Liputan6.com, Jakarta - Dua pelaku aksi pembegalan sadis ditangkap tim gabungan Sat Reskrim Polres Cianjur dan Unit Reskrim Polsek Warungkondang. Kedua pelaku adalah RA (19) dan RSW (16).
Kapolres Cianjur, AKBP A Alexander Yurikho mengungkapkan, pelaku ternyata kakak beradik yang bekerja sama dalam melakukan aksi kejahatan jalanan.
Salah satu pelaku yakni RSW masih berusia di bawah umur dan berstatus pelajar. Sehingga dikategorikan sebagai Anak Berhadapan dengan Hukum (ABH).
"Sangat memprihatinkan, hasil penyidikan kami mengungkap bahwa kedua pelaku utama ini adalah kakak beradik. Sang kakak bukannya memberikan contoh yang baik, malah mengajak adiknya yang masih di bawah umur untuk melakukan aksi pembegalan sadis," ujar AKBP A Alexander Yurikho, Senin (09/02/2026).
Keduanya beraksi di dua tempat berbeda dalam waktu yang berdekatan. Aksi pertama dilakukan di Jalan Raya Sukabumi-Cianjur pada 28 Januari 2026. Sementara aksi kedua yang jauh lebih brutal terjadi di Desa Cikahuripan, Gekbrong, pada 29 Januari 2026.
Dalam aksi keduanya, para pelaku tidak segan melukai korban bernama Muhyi secara membabi buta.
Pelaku memepet motor korban, menebaskan celurit ke punggung, hingga menabrakkan kendaraan mereka saat korban mencoba memberikan perlawanan.
"Para pelaku ini bertindak sangat kejam. Korban ditebas menggunakan celurit pada bagian punggung dan kaki hingga mengalami luka terbuka. Setelah korban tidak berdaya, mereka merampas sepeda motor dan ponsel milik korban," jelas Alexander.
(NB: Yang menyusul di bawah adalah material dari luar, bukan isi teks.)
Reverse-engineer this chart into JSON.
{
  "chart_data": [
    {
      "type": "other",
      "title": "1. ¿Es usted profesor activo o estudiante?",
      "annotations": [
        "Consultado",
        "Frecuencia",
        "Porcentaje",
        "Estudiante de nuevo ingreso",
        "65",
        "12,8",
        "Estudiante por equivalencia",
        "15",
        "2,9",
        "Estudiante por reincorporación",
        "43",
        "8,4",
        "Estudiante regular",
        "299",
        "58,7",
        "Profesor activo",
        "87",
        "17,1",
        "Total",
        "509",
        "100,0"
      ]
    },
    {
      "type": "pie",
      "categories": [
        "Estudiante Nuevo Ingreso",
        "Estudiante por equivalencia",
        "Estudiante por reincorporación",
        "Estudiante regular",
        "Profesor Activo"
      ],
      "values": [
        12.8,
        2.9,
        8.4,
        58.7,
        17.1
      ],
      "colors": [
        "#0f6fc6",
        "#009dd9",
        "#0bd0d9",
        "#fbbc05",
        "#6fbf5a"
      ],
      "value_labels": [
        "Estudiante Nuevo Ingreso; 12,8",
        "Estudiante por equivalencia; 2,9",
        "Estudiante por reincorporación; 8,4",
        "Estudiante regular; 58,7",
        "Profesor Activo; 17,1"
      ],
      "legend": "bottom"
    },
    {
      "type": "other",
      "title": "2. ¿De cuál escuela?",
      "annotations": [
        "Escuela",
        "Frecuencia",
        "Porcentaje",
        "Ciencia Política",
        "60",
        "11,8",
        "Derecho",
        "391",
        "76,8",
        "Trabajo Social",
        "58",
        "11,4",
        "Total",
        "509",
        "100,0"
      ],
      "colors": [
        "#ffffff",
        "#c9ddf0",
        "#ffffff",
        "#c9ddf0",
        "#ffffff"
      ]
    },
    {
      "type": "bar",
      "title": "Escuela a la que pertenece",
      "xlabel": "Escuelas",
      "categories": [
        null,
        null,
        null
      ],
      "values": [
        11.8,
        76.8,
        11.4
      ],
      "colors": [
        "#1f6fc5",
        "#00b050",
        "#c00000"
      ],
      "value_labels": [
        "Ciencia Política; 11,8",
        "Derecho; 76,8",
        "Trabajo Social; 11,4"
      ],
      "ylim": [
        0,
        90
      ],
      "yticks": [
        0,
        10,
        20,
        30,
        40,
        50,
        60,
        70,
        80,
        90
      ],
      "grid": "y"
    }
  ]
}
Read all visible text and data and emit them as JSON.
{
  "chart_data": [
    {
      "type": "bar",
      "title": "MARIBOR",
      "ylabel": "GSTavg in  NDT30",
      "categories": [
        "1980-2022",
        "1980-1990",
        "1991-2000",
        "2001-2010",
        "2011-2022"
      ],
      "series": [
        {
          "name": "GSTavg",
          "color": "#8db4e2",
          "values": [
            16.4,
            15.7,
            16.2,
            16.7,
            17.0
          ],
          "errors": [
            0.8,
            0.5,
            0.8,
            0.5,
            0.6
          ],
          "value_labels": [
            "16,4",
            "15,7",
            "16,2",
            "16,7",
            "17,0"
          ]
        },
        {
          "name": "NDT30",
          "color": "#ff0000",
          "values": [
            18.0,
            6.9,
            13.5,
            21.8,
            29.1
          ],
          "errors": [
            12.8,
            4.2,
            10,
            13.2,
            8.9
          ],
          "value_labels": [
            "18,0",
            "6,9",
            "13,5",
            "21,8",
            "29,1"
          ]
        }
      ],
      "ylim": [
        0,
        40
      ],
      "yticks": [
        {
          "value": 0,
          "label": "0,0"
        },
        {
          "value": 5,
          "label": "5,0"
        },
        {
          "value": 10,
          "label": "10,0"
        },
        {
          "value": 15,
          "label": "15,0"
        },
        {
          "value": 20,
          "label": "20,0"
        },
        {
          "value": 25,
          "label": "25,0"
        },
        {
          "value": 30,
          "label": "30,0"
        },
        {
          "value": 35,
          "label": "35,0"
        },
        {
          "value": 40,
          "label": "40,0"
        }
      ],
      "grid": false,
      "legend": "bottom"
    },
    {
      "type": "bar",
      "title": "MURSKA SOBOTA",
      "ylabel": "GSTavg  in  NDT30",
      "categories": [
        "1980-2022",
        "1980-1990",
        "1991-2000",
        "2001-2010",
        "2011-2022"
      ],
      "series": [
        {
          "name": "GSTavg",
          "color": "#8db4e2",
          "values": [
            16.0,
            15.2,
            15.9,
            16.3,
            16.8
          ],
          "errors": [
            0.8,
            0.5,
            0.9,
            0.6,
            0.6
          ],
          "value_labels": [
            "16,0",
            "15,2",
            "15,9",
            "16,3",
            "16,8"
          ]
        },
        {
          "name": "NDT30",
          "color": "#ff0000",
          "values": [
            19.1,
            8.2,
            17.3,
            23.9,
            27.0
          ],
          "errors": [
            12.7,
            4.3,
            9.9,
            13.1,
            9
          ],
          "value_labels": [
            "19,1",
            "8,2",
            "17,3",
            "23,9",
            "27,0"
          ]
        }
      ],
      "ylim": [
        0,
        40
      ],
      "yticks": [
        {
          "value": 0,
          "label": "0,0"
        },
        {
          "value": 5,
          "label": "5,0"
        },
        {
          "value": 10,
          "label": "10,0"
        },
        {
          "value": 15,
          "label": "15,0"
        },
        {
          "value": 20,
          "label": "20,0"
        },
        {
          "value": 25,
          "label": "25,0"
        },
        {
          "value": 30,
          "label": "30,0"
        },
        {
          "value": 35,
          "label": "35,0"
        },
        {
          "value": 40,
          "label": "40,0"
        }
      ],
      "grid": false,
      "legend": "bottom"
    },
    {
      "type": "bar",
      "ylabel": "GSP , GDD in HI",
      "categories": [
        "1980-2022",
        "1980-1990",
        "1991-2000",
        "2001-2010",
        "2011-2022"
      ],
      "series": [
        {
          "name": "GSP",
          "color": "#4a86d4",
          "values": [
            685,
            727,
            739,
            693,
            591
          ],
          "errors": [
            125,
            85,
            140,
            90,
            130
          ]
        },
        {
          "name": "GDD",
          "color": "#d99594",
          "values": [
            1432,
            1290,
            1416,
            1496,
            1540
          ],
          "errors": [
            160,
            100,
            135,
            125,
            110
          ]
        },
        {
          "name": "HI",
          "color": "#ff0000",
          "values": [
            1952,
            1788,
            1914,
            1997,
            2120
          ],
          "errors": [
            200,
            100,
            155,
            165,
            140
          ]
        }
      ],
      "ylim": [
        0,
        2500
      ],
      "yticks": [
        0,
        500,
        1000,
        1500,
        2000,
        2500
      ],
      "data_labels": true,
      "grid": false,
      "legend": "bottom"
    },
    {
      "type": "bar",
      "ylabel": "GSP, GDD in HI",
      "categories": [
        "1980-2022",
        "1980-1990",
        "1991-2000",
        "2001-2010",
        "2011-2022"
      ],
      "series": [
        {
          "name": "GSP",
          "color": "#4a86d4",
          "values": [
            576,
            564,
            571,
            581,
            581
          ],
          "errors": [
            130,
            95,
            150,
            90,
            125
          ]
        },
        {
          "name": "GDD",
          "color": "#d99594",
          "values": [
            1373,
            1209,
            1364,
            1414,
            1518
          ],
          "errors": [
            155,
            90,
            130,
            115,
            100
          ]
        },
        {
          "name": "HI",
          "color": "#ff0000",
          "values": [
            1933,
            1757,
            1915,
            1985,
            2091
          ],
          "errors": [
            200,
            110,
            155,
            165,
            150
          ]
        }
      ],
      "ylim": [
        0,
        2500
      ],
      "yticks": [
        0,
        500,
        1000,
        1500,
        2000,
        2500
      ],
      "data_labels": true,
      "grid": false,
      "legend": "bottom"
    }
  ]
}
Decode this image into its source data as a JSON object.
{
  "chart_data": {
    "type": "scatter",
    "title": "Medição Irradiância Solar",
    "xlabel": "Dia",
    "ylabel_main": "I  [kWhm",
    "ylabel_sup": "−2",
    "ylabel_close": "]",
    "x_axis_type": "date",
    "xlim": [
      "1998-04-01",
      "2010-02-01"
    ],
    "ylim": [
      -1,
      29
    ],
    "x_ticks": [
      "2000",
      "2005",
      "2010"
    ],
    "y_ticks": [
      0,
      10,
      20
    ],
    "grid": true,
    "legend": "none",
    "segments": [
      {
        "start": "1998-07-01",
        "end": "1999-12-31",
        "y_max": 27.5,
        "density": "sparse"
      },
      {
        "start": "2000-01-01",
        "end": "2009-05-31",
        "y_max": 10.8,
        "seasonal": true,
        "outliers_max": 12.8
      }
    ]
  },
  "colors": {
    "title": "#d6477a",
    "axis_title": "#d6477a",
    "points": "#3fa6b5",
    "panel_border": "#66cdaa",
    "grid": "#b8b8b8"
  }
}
Satu Rekan Pelaku Masih Buron
Setelah berhasil menangkap dua orang, polisi masih memburu satu orang terduga komplotan m,ereka. Terduga pelaku berinisial F (23) yang kini masih dalam pengejaran.
"Satu orang rekan pelaku berinisial F sudah kami tetapkan dalam Daftar Pencarian Orang (DPO) dan saat ini tim sedang melakukan pengejaran di lapangan," tegas dia.
Meskipun salah satu pelaku masih di bawah umur, polisi tetap menerapkan pasal berat mengingat dampak luka fisik yang dialami korban.
Keduanya dijerat dengan Pasal 479 ayat (1) dan (2) UU Nomor 01 Tahun 2023 tentang KUHP.
"Para tersangka terancam hukuman pidana penjara paling lama 12 tahun. Kami juga pastikan para korban mendapatkan pendampingan trauma healing untuk memulihkan kondisi psikis mereka pasca-kejadian traumatis ini," tutupnya.
Polisi mengamankan barang bukti berupa satu unit ponsel Xiaomi Poco F6 dan dua unit sepeda motor yang digunakan sebagai sarana kejahatan.